Nasce la piattaforma nazionale per la gestione integrata dei parchi fotovoltaici, l'ottimizzazione dei loro valori produttivi e la riduzione fino al 35% dei costi di gestione. Una chiave strategica non indifferente, nel panorama produttivo italiano, che vede il nostro Paese tra i primi al mondo per energia ricavata dal sole. Con quasi 19 GWp (gigawatt di picco) di potenza installata e 650mila impianti che generano 22.306 GWh (gigawatt ora) di energia elettrica - il 7,9% della produzione nazionale nel 2014, secondo Terna - l'Italia occupa la seconda posizione a livello globale per parco fotovoltaico installato e offre opportunità interessanti per gli investimenti nel mercato secondario, quello degli impianti già operativi da anni e di quelli che non riescono più a garantire risultati redditizi.

Ideata da Officinae Verdi, attiva nel settore dell'efficienza energetica - nata da un accordo tra Unicredit e WWF - la piattaforma «OV|Sun2.0» ha l'obiettivo di supportare i proprietari di grandi impianti nell'operatività corrente, nel risparmio dei costi, nelle manutenzioni, nel monitoraggio dei cicli produttivi (grazie a un sistema unico di misurazione), nella rigenerazione di vecchi impianti, nella valutazione e rifinanziamento degli stessi e nel riciclo dei pannelli solari a fine vita. La società, dove recentemente è entrata anche Prelios, uno dei principali gruppi europei nella gestione ottimale dell'attivo del bilancio, opera nel settore dell'efficienza energetica come integratore globale di sistemi, coniugando, quindi, servizi, tecnologie e finanza per abbattere i costi energetici delle imprese e ridurre le emissioni di anidride carbonica.

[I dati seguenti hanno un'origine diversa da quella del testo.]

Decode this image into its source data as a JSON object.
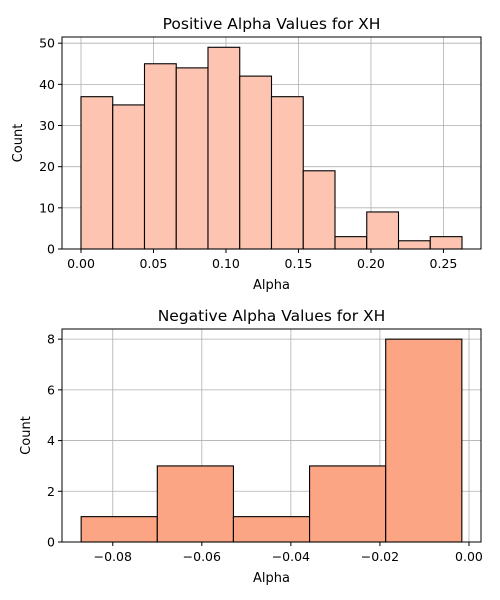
{
  "chart_data": [
    {
      "type": "bar",
      "title": "Positive Alpha Values for XH",
      "xlabel": "Alpha",
      "ylabel": "Count",
      "color": "#fdc5b1",
      "bins": [
        {
          "start": 0.0,
          "end": 0.0219,
          "count": 37
        },
        {
          "start": 0.0219,
          "end": 0.0438,
          "count": 35
        },
        {
          "start": 0.0438,
          "end": 0.0657,
          "count": 45
        },
        {
          "start": 0.0657,
          "end": 0.0876,
          "count": 44
        },
        {
          "start": 0.0876,
          "end": 0.1095,
          "count": 49
        },
        {
          "start": 0.1095,
          "end": 0.1314,
          "count": 42
        },
        {
          "start": 0.1314,
          "end": 0.1533,
          "count": 37
        },
        {
          "start": 0.1533,
          "end": 0.1752,
          "count": 19
        },
        {
          "start": 0.1752,
          "end": 0.1971,
          "count": 3
        },
        {
          "start": 0.1971,
          "end": 0.219,
          "count": 9
        },
        {
          "start": 0.219,
          "end": 0.2409,
          "count": 2
        },
        {
          "start": 0.2409,
          "end": 0.2628,
          "count": 3
        }
      ],
      "xlim": [
        -0.0131,
        0.2759
      ],
      "ylim": [
        0,
        51.5
      ],
      "xticks": [
        0.0,
        0.05,
        0.1,
        0.15,
        0.2,
        0.25
      ],
      "xtick_labels": [
        "0.00",
        "0.05",
        "0.10",
        "0.15",
        "0.20",
        "0.25"
      ],
      "yticks": [
        0,
        10,
        20,
        30,
        40,
        50
      ],
      "ytick_labels": [
        "0",
        "10",
        "20",
        "30",
        "40",
        "50"
      ],
      "grid": true
    },
    {
      "type": "bar",
      "title": "Negative Alpha Values for XH",
      "xlabel": "Alpha",
      "ylabel": "Count",
      "color": "#fca584",
      "bins": [
        {
          "start": -0.0871,
          "end": -0.07,
          "count": 1
        },
        {
          "start": -0.07,
          "end": -0.0529,
          "count": 3
        },
        {
          "start": -0.0529,
          "end": -0.0358,
          "count": 1
        },
        {
          "start": -0.0358,
          "end": -0.0187,
          "count": 3
        },
        {
          "start": -0.0187,
          "end": -0.0016,
          "count": 8
        }
      ],
      "xlim": [
        -0.0914,
        0.0027
      ],
      "ylim": [
        0,
        8.4
      ],
      "xticks": [
        -0.08,
        -0.06,
        -0.04,
        -0.02,
        0.0
      ],
      "xtick_labels": [
        "−0.08",
        "−0.06",
        "−0.04",
        "−0.02",
        "0.00"
      ],
      "yticks": [
        0,
        2,
        4,
        6,
        8
      ],
      "ytick_labels": [
        "0",
        "2",
        "4",
        "6",
        "8"
      ],
      "grid": true
    }
  ]
}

In Italia, dopo un primo boom del fotovoltaico, sostenuto da politiche fortemente incentivanti, gli investitori si sono scontrati con numerose difficoltà, a partire dai cambiamenti intervenuti nel quadro legislativo, che hanno ridotto gli incentivi, introdotto l'Imu e nuovi oneri di gestione per gli impianti, con effetti diretti negativi sui business plan e con il risultato di far saltare i tempi di rientro degli investimenti. Alcuni impianti, inoltre, presentano problematiche tecniche che inficiano i risultati produttivi. Molti operatori, poi, dopo l'installazione, si sono concentrati sulla manutenzione degli impianti e con il crollo del mercato legato al taglio degli incentivi, non sono più riusciti a garantire il servizio di fornitura di energia.

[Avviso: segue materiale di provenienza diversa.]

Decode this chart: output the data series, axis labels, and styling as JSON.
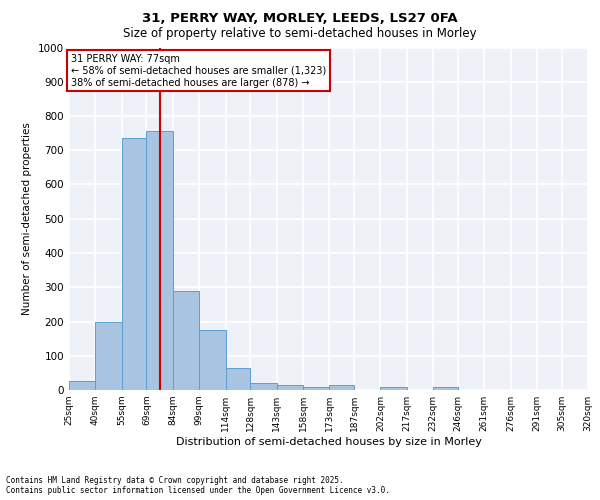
{
  "title_line1": "31, PERRY WAY, MORLEY, LEEDS, LS27 0FA",
  "title_line2": "Size of property relative to semi-detached houses in Morley",
  "xlabel": "Distribution of semi-detached houses by size in Morley",
  "ylabel": "Number of semi-detached properties",
  "bin_labels": [
    "25sqm",
    "40sqm",
    "55sqm",
    "69sqm",
    "84sqm",
    "99sqm",
    "114sqm",
    "128sqm",
    "143sqm",
    "158sqm",
    "173sqm",
    "187sqm",
    "202sqm",
    "217sqm",
    "232sqm",
    "246sqm",
    "261sqm",
    "276sqm",
    "291sqm",
    "305sqm",
    "320sqm"
  ],
  "bin_edges": [
    25,
    40,
    55,
    69,
    84,
    99,
    114,
    128,
    143,
    158,
    173,
    187,
    202,
    217,
    232,
    246,
    261,
    276,
    291,
    305,
    320
  ],
  "bar_values": [
    25,
    200,
    735,
    755,
    290,
    175,
    65,
    20,
    15,
    10,
    15,
    0,
    8,
    0,
    8,
    0,
    0,
    0,
    0,
    0
  ],
  "bar_color": "#a8c4e0",
  "bar_edge_color": "#5a9fd4",
  "vline_x": 77,
  "vline_color": "#cc0000",
  "annotation_title": "31 PERRY WAY: 77sqm",
  "annotation_line1": "← 58% of semi-detached houses are smaller (1,323)",
  "annotation_line2": "38% of semi-detached houses are larger (878) →",
  "annotation_box_color": "#ffffff",
  "annotation_box_edge": "#cc0000",
  "ylim": [
    0,
    1000
  ],
  "yticks": [
    0,
    100,
    200,
    300,
    400,
    500,
    600,
    700,
    800,
    900,
    1000
  ],
  "footer_line1": "Contains HM Land Registry data © Crown copyright and database right 2025.",
  "footer_line2": "Contains public sector information licensed under the Open Government Licence v3.0.",
  "bg_color": "#eef2f8",
  "grid_color": "#ffffff"
}
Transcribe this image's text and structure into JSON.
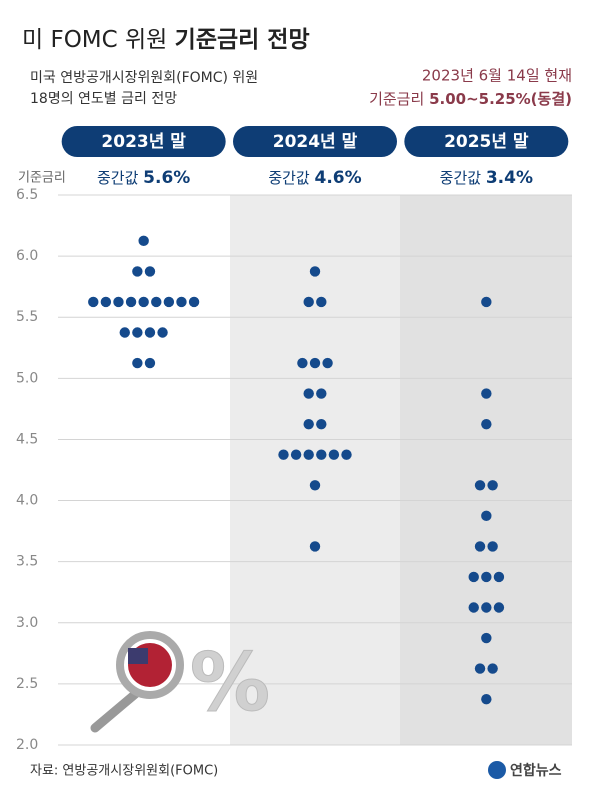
{
  "chart_data": {
    "type": "dotplot",
    "title": "미 FOMC 위원",
    "title_bold": "기준금리 전망",
    "subtitle": [
      "미국 연방공개시장위원회(FOMC) 위원",
      "18명의 연도별 금리 전망"
    ],
    "date_note": "2023년 6월 14일 현재",
    "rate_note": "기준금리",
    "rate_note_bold": "5.00~5.25%(동결)",
    "y_label": "기준금리",
    "median_prefix": "중간값",
    "source": "자료: 연방공개시장위원회(FOMC)",
    "logo": "연합뉴스",
    "ylim": [
      2.0,
      6.5
    ],
    "yticks": [
      6.5,
      {
        "value": 6,
        "label": "6.0"
      },
      5.5,
      {
        "value": 5,
        "label": "5.0"
      },
      4.5,
      {
        "value": 4,
        "label": "4.0"
      },
      3.5,
      {
        "value": 3,
        "label": "3.0"
      },
      2.5,
      {
        "value": 2,
        "label": "2.0"
      }
    ],
    "grid": true,
    "color": "#154a8c",
    "series": [
      {
        "name": "2023년 말",
        "median_label": "5.6%",
        "values": [
          6.125,
          5.875,
          5.875,
          5.625,
          5.625,
          5.625,
          5.625,
          5.625,
          5.625,
          5.625,
          5.625,
          5.625,
          5.375,
          5.375,
          5.375,
          5.375,
          5.125,
          5.125
        ]
      },
      {
        "name": "2024년 말",
        "median_label": "4.6%",
        "values": [
          5.875,
          5.625,
          5.625,
          5.125,
          5.125,
          5.125,
          4.875,
          4.875,
          4.625,
          4.625,
          4.375,
          4.375,
          4.375,
          4.375,
          4.375,
          4.375,
          4.125,
          3.625
        ]
      },
      {
        "name": "2025년 말",
        "median_label": "3.4%",
        "values": [
          5.625,
          4.875,
          4.625,
          4.125,
          4.125,
          3.875,
          3.625,
          3.625,
          3.375,
          3.375,
          3.375,
          3.125,
          3.125,
          3.125,
          2.875,
          2.625,
          2.625,
          2.375
        ]
      }
    ]
  }
}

«Officinae Verdi ha realizzato la piattaforma - dice Giovanni Tordi, ad dell'azienda - per rispondere alle esigenze di questa nuova fase del settore fotovoltaico, concentrato sulla protezione e valorizzazione degli investimenti fatti. Oggi, con il nostro sistema di monitoraggio brevettato, gestiamo 253 impianti fotovoltaici, installati in tutta Italia, per un valore produttivo di 271 MWp (megawat picco) di potenza complessiva. Nei prossimi tre anni contiamo di diventare il primo polo di riferimento nella gestione degli impianti esistenti e nello sviluppo di nuovi investimenti, basati su autoconsumo, sistemi efficienti utenza (Seu) e griglie di gestione energetica intelligenti, oggi, in Italia, ancora molto indietro. Con la collaborazione di grossi operatori nella gestione e nella manutenzione, garantiamo capacità d'intervento sul territorio nazionale». La nuova piattaforma permette anche agli investitori e alle banche il monitoraggio in continuo della reale produttività degli impianti, in modo da valutare ogni rischio d'investimento.